Font Size:

After that night at the cabin, the night Jameson opened up to her about his marriage to Maybelle Butler, Van stopped trying to tell herself she needed to pull away. She gave up feeling guilty for not maintaining a certain emotional distance from him.

His honesty about what had happened in his marriage had gotten to her, weakened her resolve not to let him too close. She fully accepted now that, if he’d once been a player, those days were gone. Though she continued to insist that they not go public in Bronco, she gave herself up to spending every moment she could with him.

The next weekend, they made the two-and-a-half-hour drive to Bozeman and stayed at the Armory Hotel in a beautiful, restful suite with a king-size bed and sheets so soft she hated to get out of bed in the morning. In Bozeman, they did all the touristy things. They hiked the Bridger Foothills National Scenic Trail, visited the Museum of the Rockies and the American Computer and Robotics Museum.

Hand in hand, they strolled Main Street downtown, stopping to window-shop and so she could pick up a couple of souvenirs. It was so good, just to be with him out in the open without worrying that someone might see them together and say something to her mom or Grandma Daisy.

Getting away alone, just the two of them, had her giving more thought to her own insistence on secrecy.

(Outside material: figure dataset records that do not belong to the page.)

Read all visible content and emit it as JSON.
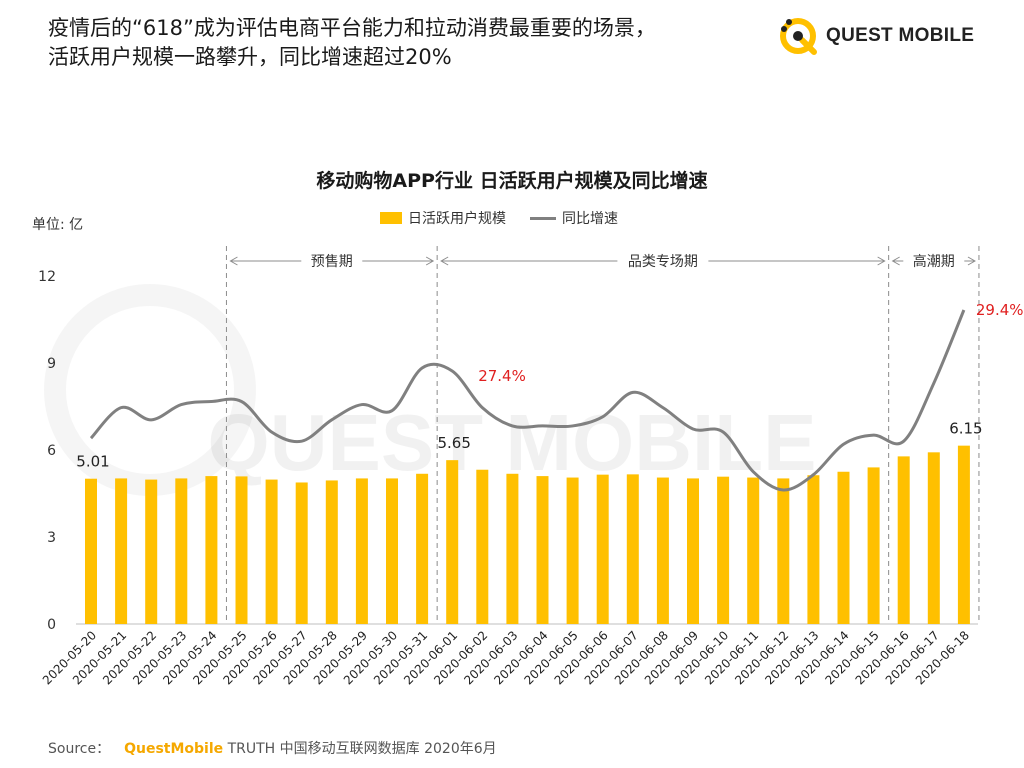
{
  "headline": {
    "line1": "疫情后的“618”成为评估电商平台能力和拉动消费最重要的场景，",
    "line2": "活跃用户规模一路攀升，同比增速超过20%"
  },
  "logo": {
    "text": "QUEST MOBILE",
    "icon": "questmobile-logo-icon",
    "color": "#FFC000"
  },
  "watermark": "QUEST MOBILE",
  "chart_data": {
    "type": "bar",
    "title": "移动购物APP行业 日活跃用户规模及同比增速",
    "unit_label": "单位: 亿",
    "categories": [
      "2020-05-20",
      "2020-05-21",
      "2020-05-22",
      "2020-05-23",
      "2020-05-24",
      "2020-05-25",
      "2020-05-26",
      "2020-05-27",
      "2020-05-28",
      "2020-05-29",
      "2020-05-30",
      "2020-05-31",
      "2020-06-01",
      "2020-06-02",
      "2020-06-03",
      "2020-06-04",
      "2020-06-05",
      "2020-06-06",
      "2020-06-07",
      "2020-06-08",
      "2020-06-09",
      "2020-06-10",
      "2020-06-11",
      "2020-06-12",
      "2020-06-13",
      "2020-06-14",
      "2020-06-15",
      "2020-06-16",
      "2020-06-17",
      "2020-06-18"
    ],
    "series": [
      {
        "name": "日活跃用户规模",
        "type": "bar",
        "color": "#FFC000",
        "values": [
          5.01,
          5.02,
          4.98,
          5.02,
          5.1,
          5.09,
          4.98,
          4.88,
          4.95,
          5.02,
          5.02,
          5.18,
          5.65,
          5.32,
          5.18,
          5.1,
          5.05,
          5.15,
          5.16,
          5.05,
          5.02,
          5.08,
          5.05,
          5.02,
          5.13,
          5.25,
          5.4,
          5.78,
          5.92,
          6.15
        ]
      },
      {
        "name": "同比增速",
        "type": "line",
        "color": "#808080",
        "values": [
          25.2,
          26.2,
          25.8,
          26.3,
          26.4,
          26.4,
          25.4,
          25.1,
          25.8,
          26.3,
          26.1,
          27.5,
          27.4,
          26.2,
          25.6,
          25.6,
          25.6,
          25.9,
          26.7,
          26.2,
          25.5,
          25.4,
          24.1,
          23.5,
          24.0,
          25.0,
          25.3,
          25.1,
          27.0,
          29.4
        ]
      }
    ],
    "ylim": [
      0,
      12
    ],
    "yticks": [
      0,
      3,
      6,
      9,
      12
    ],
    "data_labels": [
      {
        "index": 0,
        "text": "5.01"
      },
      {
        "index": 12,
        "text": "5.65"
      },
      {
        "index": 29,
        "text": "6.15"
      }
    ],
    "pct_labels": [
      {
        "index": 12,
        "text": "27.4%"
      },
      {
        "index": 29,
        "text": "29.4%"
      }
    ],
    "periods": [
      {
        "label": "预售期",
        "start_index": 5,
        "end_index": 11
      },
      {
        "label": "品类专场期",
        "start_index": 12,
        "end_index": 26
      },
      {
        "label": "高潮期",
        "start_index": 27,
        "end_index": 29
      }
    ],
    "legend": {
      "position": "top-center",
      "items": [
        "日活跃用户规模",
        "同比增速"
      ]
    },
    "grid": false
  },
  "source": {
    "prefix": "Source：",
    "brand": "QuestMobile",
    "suffix": " TRUTH 中国移动互联网数据库 2020年6月"
  }
}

Van started to see that her fear didn’t really center on her family. She would never move home just because they pressured her to.

The problem lay in her own vulnerable, hopeful heart. Once she outed her relationship with Jameson in her hometown, she would become so much more likely to let herself go further, to start imagining a future with him, to long for a real, lasting bond with him.

That way lay trouble. Tempting, lovely trouble—but trouble, nonetheless.

To give her trust again, take a chance on love again...

No.

The risk still felt greater than the possible rewards. To give in, let herself fall and believe that he would be there to catch her...

It was asking too much of her battered heart.

As the second week of July became the third and she spent every moment she could steal at Jameson’s side, Van somehow managed to cling to their original agreement—that it was only for the summer, that at the end of August shewouldwalk away.

So what that the pull between them only seemed to get stronger? So what that she loved being with him, in bed and out?

So what that sometimes she could almost picture a life with him, right here in Bronco, close to her family?

She had her life all worked out, and love would not mess with it. Not this time. She’d been hurt once too often. No way was she headed for heartbreak again.

The weekend after their Bozeman getaway, Van and Jameson decided to stick close to the ranch. Saturday morning, she woke with his arms around her and knew she wouldn’t be heading for Happy Hearts to have coffee with Daphne and Evan, wouldn’t be there later to help with whatever chores needed doing.

She felt a little bit guilty about that...

But not guilty enough to leave the warm shelter of Jameson’s arms.

“Mornin’.” His voice was sleep-rough and arousing, as was the feel of his warm palm skating over the curve of her hip and easing inward in search of all her womanly secrets.

She gave them all up to him. Twice. Once with his face buried between her thighs as he coaxed a powerful orgasm from her using his clever mouth and thrillingly rough, hardworking hands. And then, a few minutes later, she surrendered again, this time with him buried deep inside her, rising with her to the top of the world, soaring over the edge into free fall only seconds after she did.

For a while, as the sun rose and sent fingers of golden light easing in around the edges of the blinds, they just lay there together. She felt so close to him, happy and unguarded, completely content.

Which might have been the reason why, later, after breakfast, when they sat at the long table in his kitchen together, relaxing over that second cup of coffee, she failed to evade when he said, “Sometimes lately, like this morning, I get the feeling you’re learning to trust me at least a little.”

“I do trust you,” she answered softly with a smile to match. “You’re a good man, Jameson, you really are.”

He gazed at her so steadily as he offered his hand. She took it. They wove their fingers together across the tabletop.

“What is it, then?” he asked. “What happened to you? I know you joke about the players who did you wrong. And I’m sorry for all that. But there’s something else, something deeper, I think. Something that happened right here, in Bronco. Something that you can never quite get past, never completely forgive.”

She didn’t look away. “You’re right. My worst heartbreak happened here.”

“Will you tell me about it?” He said it so gently, not expecting her to give him her hardest truth, but asking her to share if she might be willing.

That he’d asked so quietly, so hopefully—it mattered. She couldn’t deny those deep blue eyes, couldn’t refuse him the answer he sought.

She did pull her hand from his, though. She retreated to her side of the table, withdrawing from him, surrendering to her instinct for self-protection. “You would have to promise not to do anything about what I tell you—not to try to track down the people involved. I need your word that you will just leave it alone.”

“The people involved?” He kept his voice carefully controlled—but not carefully enough. “What the hell happened, Vanessa?”